0
votes

I want to extract first non missing variable in my data.table for each row.

function_non_missing<-function(x){
  x<-x[!is.na(x)]
  #Then apply some other transformations such as
  #x<-x[x!=""]
  #x<-x[x!="some random thing"]
  if (length(x)>0){
    x[1]
  } else{
    NA
  }
}

Now I just want to apply this function row by row. I searched for previous answers and then tried things like:

data<-data[,non_missing_var:=function_non_missing(.SD),by=1:nrow(data)]

I also tried other permutations of the same idea but nothing seems to work. More generally can somebody point towards some tutorial to learn about the most efficient ways to apply data.table ideas (in particular how to use Map and Reduce) row by row using as arguments columns specified in .SDcols. In practice what I often want to do is something like:

data<-data[,my_new_var:=random_function(.SD),.SDcols=c("var_1","var_2","var_3"),by=1:nrow(data)]

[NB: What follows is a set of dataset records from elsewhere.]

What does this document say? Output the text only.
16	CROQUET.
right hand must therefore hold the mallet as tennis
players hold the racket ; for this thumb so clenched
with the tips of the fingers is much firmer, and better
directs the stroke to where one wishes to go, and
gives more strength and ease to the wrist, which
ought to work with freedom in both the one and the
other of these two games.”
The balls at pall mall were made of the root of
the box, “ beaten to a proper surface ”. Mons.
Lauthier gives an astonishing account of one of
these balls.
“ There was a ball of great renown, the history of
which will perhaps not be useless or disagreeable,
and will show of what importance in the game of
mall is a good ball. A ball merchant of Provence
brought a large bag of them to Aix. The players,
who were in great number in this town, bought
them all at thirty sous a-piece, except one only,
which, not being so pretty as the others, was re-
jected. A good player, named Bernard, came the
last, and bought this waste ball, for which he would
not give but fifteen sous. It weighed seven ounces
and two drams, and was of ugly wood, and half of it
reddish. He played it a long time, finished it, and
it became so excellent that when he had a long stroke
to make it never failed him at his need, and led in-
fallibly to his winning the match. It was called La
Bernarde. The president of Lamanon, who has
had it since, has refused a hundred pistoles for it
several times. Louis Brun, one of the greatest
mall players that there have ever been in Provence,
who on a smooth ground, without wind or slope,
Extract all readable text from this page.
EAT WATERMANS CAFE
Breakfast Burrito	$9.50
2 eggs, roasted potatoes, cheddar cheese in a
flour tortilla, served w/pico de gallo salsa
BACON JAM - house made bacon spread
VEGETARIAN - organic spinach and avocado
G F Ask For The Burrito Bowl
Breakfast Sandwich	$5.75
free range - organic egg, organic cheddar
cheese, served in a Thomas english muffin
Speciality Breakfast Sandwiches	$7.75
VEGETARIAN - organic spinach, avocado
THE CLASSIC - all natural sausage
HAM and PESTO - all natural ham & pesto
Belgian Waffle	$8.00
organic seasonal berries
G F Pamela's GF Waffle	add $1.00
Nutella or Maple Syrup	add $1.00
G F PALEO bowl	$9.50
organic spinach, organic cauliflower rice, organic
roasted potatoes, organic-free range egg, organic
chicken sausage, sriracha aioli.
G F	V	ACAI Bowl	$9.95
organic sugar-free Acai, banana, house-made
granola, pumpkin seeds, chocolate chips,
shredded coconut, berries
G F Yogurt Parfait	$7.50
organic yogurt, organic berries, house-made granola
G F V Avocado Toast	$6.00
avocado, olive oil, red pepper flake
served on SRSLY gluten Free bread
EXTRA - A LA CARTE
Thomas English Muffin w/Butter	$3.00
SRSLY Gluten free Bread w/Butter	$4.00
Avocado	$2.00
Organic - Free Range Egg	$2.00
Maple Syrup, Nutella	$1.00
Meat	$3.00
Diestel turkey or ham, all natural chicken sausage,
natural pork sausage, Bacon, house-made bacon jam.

and random_function is operating on a vector.

2

2 Answers

0
votes

Apparently this will work:

data<-data[,non_missing_var:=function_non_missing(unlist(.SD)),by=1:nrow(data)]

could somebody more familiar with data.table comment why this works and why do I need to put unlist.

0
votes

I suggest using the apply function instead. Try

apply(data, 1, function_non_missing)

1refers to applying the function row-wise.